The Disability Discrimination Act – what’s changed?

This November we celebrate 25 years since the passing of the Disability Discrimination Act. In this blog, Mark Pimm, Birkbeck’s Disability Service Manager who is blind, shares his experiences as a university student and how the world has changed since the passing of the Act.

Mark Pimm with his guide dog, Sonny

Twenty-five years ago, on 8 November 1995, the Disability Discrimination Act was passed and it got me thinking about how student life has changed in a quarter of a century.  There were no tuition fee loans and a pint of beer in the Student Union bar cost a pound, but life was a lot more challenging for disabled students.  There were no disability officers, universities weren’t required to make provision for disabled students – in fact, before the Act, we had no legal rights.

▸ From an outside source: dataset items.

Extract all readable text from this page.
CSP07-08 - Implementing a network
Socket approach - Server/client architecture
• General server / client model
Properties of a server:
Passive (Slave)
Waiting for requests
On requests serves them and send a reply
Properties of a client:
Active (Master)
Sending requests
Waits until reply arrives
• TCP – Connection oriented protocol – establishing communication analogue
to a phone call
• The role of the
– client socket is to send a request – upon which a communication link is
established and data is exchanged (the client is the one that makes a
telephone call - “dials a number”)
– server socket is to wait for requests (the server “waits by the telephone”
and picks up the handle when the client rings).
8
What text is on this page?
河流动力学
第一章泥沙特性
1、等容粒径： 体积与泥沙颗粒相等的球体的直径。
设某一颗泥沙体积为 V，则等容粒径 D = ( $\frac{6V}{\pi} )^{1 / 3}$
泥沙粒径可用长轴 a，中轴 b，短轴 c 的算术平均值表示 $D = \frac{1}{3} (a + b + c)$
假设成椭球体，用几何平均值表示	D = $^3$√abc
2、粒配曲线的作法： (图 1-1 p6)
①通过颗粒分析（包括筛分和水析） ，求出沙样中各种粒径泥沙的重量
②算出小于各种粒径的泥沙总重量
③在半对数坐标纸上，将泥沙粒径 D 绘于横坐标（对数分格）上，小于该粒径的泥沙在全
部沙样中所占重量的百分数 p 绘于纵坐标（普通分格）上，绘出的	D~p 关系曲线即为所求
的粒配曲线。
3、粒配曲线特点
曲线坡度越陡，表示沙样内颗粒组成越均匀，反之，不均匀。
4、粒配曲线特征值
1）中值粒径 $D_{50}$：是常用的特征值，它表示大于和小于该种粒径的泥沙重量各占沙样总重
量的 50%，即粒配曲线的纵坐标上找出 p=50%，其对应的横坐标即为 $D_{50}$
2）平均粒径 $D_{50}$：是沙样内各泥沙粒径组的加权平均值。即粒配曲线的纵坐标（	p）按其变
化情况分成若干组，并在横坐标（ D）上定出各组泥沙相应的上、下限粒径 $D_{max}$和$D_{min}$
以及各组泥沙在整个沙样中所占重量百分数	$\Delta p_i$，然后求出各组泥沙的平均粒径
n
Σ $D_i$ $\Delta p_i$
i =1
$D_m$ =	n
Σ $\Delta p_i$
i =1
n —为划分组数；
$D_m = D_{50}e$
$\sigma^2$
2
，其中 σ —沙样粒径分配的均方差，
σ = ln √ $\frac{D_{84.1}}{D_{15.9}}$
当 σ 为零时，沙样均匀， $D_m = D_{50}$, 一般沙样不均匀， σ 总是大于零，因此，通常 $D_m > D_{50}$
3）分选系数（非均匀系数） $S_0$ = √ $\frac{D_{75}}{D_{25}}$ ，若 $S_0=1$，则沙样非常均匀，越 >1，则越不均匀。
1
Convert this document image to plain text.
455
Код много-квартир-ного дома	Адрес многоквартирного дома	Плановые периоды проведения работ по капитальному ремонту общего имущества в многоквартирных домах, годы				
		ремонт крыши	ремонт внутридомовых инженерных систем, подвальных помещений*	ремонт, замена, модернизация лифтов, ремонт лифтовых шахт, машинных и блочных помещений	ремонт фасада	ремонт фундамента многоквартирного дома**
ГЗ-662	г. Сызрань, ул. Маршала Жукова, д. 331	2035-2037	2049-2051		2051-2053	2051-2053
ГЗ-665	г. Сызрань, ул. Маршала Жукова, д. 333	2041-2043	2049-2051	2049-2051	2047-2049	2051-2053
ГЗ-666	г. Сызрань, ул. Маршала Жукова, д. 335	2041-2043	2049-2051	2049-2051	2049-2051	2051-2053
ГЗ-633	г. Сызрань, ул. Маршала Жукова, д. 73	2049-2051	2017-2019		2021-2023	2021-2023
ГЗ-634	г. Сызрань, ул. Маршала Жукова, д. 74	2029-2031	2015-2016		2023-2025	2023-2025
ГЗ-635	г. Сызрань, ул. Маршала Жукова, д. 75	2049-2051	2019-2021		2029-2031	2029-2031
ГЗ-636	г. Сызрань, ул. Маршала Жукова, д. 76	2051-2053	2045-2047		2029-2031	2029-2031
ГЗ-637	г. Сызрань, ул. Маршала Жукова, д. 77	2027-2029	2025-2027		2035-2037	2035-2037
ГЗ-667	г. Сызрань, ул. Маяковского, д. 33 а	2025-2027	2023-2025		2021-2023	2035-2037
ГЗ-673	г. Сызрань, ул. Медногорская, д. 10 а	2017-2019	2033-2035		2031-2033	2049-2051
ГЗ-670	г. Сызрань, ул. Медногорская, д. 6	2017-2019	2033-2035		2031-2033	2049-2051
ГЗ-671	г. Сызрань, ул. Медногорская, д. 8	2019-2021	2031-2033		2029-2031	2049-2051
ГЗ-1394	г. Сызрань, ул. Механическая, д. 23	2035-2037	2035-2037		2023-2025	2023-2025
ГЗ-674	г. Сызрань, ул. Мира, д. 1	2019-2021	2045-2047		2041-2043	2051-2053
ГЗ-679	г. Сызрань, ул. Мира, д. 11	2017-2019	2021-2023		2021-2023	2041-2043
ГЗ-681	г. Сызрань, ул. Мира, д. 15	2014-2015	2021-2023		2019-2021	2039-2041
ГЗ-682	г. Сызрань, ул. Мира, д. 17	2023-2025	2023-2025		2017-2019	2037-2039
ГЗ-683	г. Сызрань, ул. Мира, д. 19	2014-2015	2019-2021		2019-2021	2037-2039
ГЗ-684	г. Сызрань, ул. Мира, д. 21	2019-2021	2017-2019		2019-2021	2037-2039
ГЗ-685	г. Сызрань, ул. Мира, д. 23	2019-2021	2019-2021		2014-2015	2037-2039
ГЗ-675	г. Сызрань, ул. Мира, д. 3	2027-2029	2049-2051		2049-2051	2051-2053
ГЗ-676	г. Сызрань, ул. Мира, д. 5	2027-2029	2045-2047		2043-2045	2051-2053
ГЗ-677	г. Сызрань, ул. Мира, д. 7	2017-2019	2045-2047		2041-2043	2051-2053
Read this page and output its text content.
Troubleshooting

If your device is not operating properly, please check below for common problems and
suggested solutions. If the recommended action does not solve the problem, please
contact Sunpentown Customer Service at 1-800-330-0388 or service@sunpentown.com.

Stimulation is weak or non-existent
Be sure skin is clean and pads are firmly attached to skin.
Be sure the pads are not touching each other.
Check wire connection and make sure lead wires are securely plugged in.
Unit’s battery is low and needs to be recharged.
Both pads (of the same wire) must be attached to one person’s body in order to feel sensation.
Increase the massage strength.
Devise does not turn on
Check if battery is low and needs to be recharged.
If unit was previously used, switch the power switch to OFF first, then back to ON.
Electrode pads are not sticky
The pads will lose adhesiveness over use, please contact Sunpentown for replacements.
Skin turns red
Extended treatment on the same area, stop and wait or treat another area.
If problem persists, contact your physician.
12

There was a Disabled Students’ Allowance, but at that time it was so small I couldn’t afford a computer; all I had was a writing machine with 32 megabytes of ram.

Because I did not have a computer and could not read Braille, I did everything on tape.  I recruited a team of volunteers to read my textbooks onto tape. I drafted my notes for essays onto cassette tapes and listened back to the notes when I came to write the essay.  All my exam notes were put onto tape, and I listened to these to revise. To give an idea of the scale, I had over 500 tapes containing over 2,000 hours of recording. Even though I was organised, it often took me an hour to find the right point on the right tape.

In those days, being blind I knew I would never get a non-graduate job. If I wanted to work, I had to get a degree. I had no choice but to carry on despite extraordinary odds because if I didn’t, I would never work.

What would be the difference today? If I was coming to Birkbeck now, the Disabled Students’ Allowance would pay for a computer with specialist software and training to ensure I could use it to access our online learning. It would fund an electronic notetaker, who would provide me with notes from all my lectures by email.

The university’s virtual learning environment would be accessible to me and I’d have access to the teaching materials in advance of our lectures, enabling me to read, as well as understand the structure of the lectures, prior to attending them. I could use the platform SensusAccess to make the electronic documents accessible to me and access the Royal National Institute of Blind People’s audible book service.

The number of additional things I’d need to do for myself would be reduced. I’d have the time to think about my future career and with support like the Ability Programme would be able to develop the transferrable skills that might mean that I could progress straight from graduation to employment, as my non-disabled peers can do.

It’s truly remarkable and inspiring to see how far we’ve come, thanks to those campaigners in the 90s.